ラーゼフ達に付いていた近衛騎士は部屋の外で待機している。アルフレッド達は近衛騎士に睨まれながらも扉に耳をつけ、少しでも部屋の中で話している事を聞き取ろうとしていたりする。
部屋はほぼ完全な防音になっており、どんなに頑張ろうと聞こえはしないのだが。
ーーただし魔法を使った場合は別である。
アルフレッドにも流石に魔法はまずいと言う意識は有るようで魔法は使っていない。
まあどうせ恋愛にかまけて碌な鍛錬もしてこなかったアルフレッド達には、盗聴などの難易度の高い魔法は扱えない。
そんなアルフレッド達が生身の技術的にもそんな高い技術を持っている訳が無く、無駄な事しかしていない。
「で、リエル嬢。何が有ったのだ?」
「えーと、実は……」
◆◆◆◆
リエルはアルフレッドに関する事、アルフレッドに関する事、心当たりを、リエルが知っている限り、全て嘘偽りなく話した。

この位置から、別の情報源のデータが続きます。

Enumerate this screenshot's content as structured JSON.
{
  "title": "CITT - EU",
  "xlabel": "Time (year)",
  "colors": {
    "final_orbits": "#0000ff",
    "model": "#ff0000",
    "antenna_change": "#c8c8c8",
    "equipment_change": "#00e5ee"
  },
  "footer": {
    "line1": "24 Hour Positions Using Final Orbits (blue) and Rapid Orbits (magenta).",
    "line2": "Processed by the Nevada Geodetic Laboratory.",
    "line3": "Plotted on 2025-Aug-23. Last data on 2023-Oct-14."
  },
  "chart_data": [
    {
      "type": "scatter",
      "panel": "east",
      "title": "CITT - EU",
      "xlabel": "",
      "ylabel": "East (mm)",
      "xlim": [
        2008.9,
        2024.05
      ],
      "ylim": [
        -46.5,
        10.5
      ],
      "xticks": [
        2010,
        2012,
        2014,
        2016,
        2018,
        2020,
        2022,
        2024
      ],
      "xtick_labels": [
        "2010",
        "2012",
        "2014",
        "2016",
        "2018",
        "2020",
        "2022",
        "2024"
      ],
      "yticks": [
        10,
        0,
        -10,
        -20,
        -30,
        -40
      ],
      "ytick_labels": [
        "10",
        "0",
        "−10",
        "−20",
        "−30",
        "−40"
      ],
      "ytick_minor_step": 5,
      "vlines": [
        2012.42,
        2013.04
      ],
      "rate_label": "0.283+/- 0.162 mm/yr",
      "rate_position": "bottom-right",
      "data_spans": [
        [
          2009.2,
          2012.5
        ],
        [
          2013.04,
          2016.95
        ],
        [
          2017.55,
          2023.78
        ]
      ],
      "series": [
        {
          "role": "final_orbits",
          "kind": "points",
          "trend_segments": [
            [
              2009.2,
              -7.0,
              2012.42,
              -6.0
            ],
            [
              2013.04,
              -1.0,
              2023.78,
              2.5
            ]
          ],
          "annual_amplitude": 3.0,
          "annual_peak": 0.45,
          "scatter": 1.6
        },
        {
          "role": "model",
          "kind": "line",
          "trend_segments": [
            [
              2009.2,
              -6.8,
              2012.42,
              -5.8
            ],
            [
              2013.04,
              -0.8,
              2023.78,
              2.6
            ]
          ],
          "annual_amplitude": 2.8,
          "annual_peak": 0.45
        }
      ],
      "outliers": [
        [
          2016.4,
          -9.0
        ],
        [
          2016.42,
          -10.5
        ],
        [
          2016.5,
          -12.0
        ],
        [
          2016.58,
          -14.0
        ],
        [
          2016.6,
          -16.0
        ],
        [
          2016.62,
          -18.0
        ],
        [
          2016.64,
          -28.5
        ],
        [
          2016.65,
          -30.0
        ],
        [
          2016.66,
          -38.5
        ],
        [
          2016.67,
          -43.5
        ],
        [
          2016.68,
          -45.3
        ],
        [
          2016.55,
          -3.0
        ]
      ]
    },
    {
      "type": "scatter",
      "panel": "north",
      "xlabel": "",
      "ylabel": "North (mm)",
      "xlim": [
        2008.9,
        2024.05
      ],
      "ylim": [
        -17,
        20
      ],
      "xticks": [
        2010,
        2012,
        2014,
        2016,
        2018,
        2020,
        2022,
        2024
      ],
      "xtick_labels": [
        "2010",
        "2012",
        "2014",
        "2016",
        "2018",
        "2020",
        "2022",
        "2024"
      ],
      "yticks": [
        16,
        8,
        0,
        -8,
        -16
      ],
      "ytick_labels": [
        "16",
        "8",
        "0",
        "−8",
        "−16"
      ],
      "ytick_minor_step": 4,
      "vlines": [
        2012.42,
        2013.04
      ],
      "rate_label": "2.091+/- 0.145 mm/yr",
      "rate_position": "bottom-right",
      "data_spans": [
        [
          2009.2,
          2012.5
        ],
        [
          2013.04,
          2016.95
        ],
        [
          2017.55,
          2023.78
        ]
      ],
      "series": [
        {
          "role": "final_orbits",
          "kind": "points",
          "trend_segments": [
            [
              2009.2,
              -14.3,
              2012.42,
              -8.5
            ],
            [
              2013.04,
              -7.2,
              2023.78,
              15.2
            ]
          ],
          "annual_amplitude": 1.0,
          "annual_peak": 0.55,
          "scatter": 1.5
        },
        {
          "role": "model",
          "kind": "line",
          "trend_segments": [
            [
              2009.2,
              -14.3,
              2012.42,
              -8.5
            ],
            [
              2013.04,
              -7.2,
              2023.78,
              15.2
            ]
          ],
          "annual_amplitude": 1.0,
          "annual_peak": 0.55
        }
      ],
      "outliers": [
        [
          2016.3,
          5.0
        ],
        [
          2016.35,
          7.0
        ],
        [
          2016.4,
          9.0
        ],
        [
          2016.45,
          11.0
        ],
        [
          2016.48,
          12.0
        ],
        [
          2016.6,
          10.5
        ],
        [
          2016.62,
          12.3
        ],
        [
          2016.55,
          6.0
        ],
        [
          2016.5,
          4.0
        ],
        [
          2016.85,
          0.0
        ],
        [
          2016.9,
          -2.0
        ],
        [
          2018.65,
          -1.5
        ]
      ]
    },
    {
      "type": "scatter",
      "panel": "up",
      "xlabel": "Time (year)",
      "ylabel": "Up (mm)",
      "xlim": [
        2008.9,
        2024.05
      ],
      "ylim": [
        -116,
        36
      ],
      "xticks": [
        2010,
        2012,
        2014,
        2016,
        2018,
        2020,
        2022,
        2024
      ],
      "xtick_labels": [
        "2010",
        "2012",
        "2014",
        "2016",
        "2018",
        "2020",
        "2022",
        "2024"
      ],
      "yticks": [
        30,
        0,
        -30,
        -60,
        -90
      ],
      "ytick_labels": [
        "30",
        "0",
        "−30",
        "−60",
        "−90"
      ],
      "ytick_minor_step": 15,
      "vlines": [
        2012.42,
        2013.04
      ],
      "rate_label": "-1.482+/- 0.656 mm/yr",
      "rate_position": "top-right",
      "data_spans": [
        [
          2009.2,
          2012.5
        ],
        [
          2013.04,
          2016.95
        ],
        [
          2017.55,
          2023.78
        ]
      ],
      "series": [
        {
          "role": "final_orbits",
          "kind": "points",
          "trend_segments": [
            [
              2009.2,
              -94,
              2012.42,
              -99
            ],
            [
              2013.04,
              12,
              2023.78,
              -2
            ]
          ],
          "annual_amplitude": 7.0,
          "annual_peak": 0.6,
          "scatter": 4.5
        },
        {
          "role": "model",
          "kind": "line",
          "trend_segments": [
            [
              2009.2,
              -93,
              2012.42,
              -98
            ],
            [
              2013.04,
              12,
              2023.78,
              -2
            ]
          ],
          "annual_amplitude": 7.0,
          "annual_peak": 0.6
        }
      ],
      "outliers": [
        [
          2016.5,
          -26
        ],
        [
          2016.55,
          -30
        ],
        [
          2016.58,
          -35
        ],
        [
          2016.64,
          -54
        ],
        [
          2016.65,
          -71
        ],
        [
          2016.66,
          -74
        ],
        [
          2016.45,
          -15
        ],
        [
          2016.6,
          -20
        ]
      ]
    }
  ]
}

「陛下。これはあくまでも私の主観でしか有りません。どう始末するかは陛下にお任せして頂いてよろしいでしょうか?」
「ああ。大丈夫だ。もう決めた。まず……リエル嬢。そなたをこれまでアルフレッドの婚約者として王家に縛り続けていた事を謝罪しよう」
リエルが正式なアルフレッドの婚約者となったのはリエルが10歳の頃だ。アリシアが流行り病で死んだ暫く後に正式に婚約が決まった。

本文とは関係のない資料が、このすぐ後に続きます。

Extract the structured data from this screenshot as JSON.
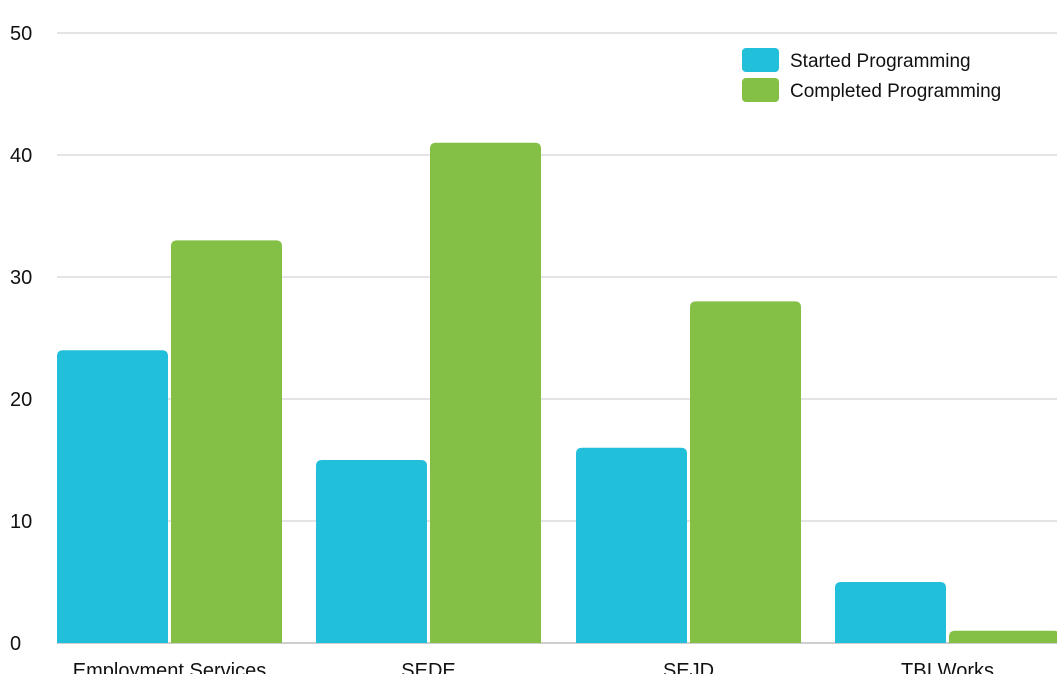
{
  "chart_data": {
    "type": "bar",
    "categories": [
      "Employment Services",
      "SEDE",
      "SEJD",
      "TBI Works"
    ],
    "series": [
      {
        "name": "Started Programming",
        "color": "#22bfdb",
        "values": [
          24,
          15,
          16,
          5
        ]
      },
      {
        "name": "Completed Programming",
        "color": "#84bf46",
        "values": [
          33,
          41,
          28,
          1
        ]
      }
    ],
    "ylim": [
      0,
      50
    ],
    "yticks": [
      0,
      10,
      20,
      30,
      40,
      50
    ],
    "grid": true,
    "legend": "top-right",
    "title": "",
    "xlabel": "",
    "ylabel": ""
  }
}
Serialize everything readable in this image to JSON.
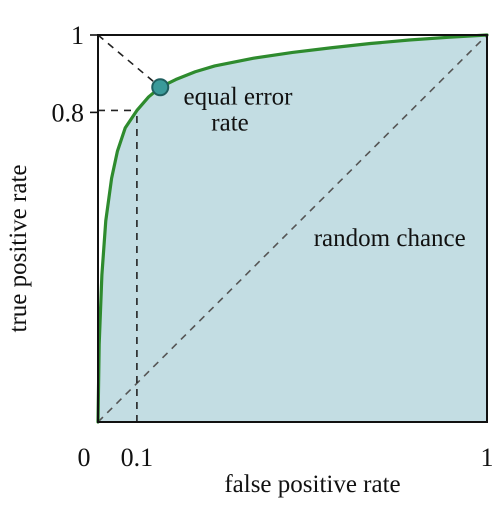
{
  "chart_data": {
    "type": "area",
    "xlabel": "false positive rate",
    "ylabel": "true positive rate",
    "xlim": [
      0,
      1
    ],
    "ylim": [
      0,
      1
    ],
    "x_ticks": [
      {
        "value": 0,
        "label": "0"
      },
      {
        "value": 0.1,
        "label": "0.1"
      },
      {
        "value": 1,
        "label": "1"
      }
    ],
    "y_ticks": [
      {
        "value": 0.8,
        "label": "0.8"
      },
      {
        "value": 1,
        "label": "1"
      }
    ],
    "grid": false,
    "series": [
      {
        "kind": "roc-curve",
        "x": [
          0,
          0.003,
          0.01,
          0.02,
          0.035,
          0.05,
          0.07,
          0.1,
          0.13,
          0.16,
          0.2,
          0.25,
          0.3,
          0.4,
          0.5,
          0.6,
          0.7,
          0.8,
          0.9,
          1.0
        ],
        "y": [
          0,
          0.2,
          0.38,
          0.52,
          0.63,
          0.7,
          0.76,
          0.805,
          0.84,
          0.865,
          0.885,
          0.905,
          0.92,
          0.94,
          0.955,
          0.967,
          0.978,
          0.987,
          0.994,
          1.0
        ],
        "color": "#2e8b2e",
        "fill": "#c3dde3"
      },
      {
        "kind": "diagonal",
        "x": [
          0,
          1
        ],
        "y": [
          0,
          1
        ],
        "style": "dashed",
        "color": "#555555"
      },
      {
        "kind": "eer-line",
        "x": [
          0,
          1
        ],
        "y": [
          1,
          0
        ],
        "style": "dashed",
        "color": "#222222"
      }
    ],
    "reference_lines": [
      {
        "x": 0.1,
        "y": 0.805,
        "style": "dashed"
      }
    ],
    "points": [
      {
        "x": 0.16,
        "y": 0.865,
        "color": "#3a9a9a"
      }
    ],
    "annotations": [
      {
        "lines": [
          "equal error",
          "rate"
        ],
        "x": 0.36,
        "y": 0.82
      },
      {
        "lines": [
          "random chance"
        ],
        "x": 0.75,
        "y": 0.455
      }
    ]
  }
}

本来は正式に決まるのはリエルが12歳、アルフレッドが13歳の時だった。
だが、リエルが何故か魔法が使えなくなり、婚約を無かったことにされると焦ったギデオンが婚約を早めた。それで10歳で婚約することになったのである。
リエルがアルフレッドと婚約することを決められたのは、リエルが3歳の時。
3歳からずっとリエルはアルフレッドの婚約者に、しいては王太子妃、王妃になることが決まっていたので、厳しい王妃教育が課せられていた。
普通の人間ならば早くて1年未満、優秀な人間でも数年もすれば諦めるような過酷な教育を諦めず10年以上受け続けたリエルは学園でも屈指の才女として名を馳せている。
つまりリエルは10数年間もの間王家に縛られ続けていたのだ。それをラーゼフは今謝罪している。
それは何故か。アルフレッドとの婚約を維持するのなら謝罪する必要が無い。リエルは王太子妃になり、王妃教育で培った力を国のために生かすだけだ。
それはつまり……
「え?」
「そなたが王家に捧げてくれた十数年間、その時間を無駄にさせてしまった。すまない。リエル嬢。そなたに非は一切無い」
「それは、どういう、」
「リエル嬢。もうそなたを王家の軛から解放する。アルフレッドとの婚約を解消し、自由に生きるがよい」
一切ヘルグナー側に非の無い婚約の解消。それがラーゼフがリエルに出来る贖罪の一つだった。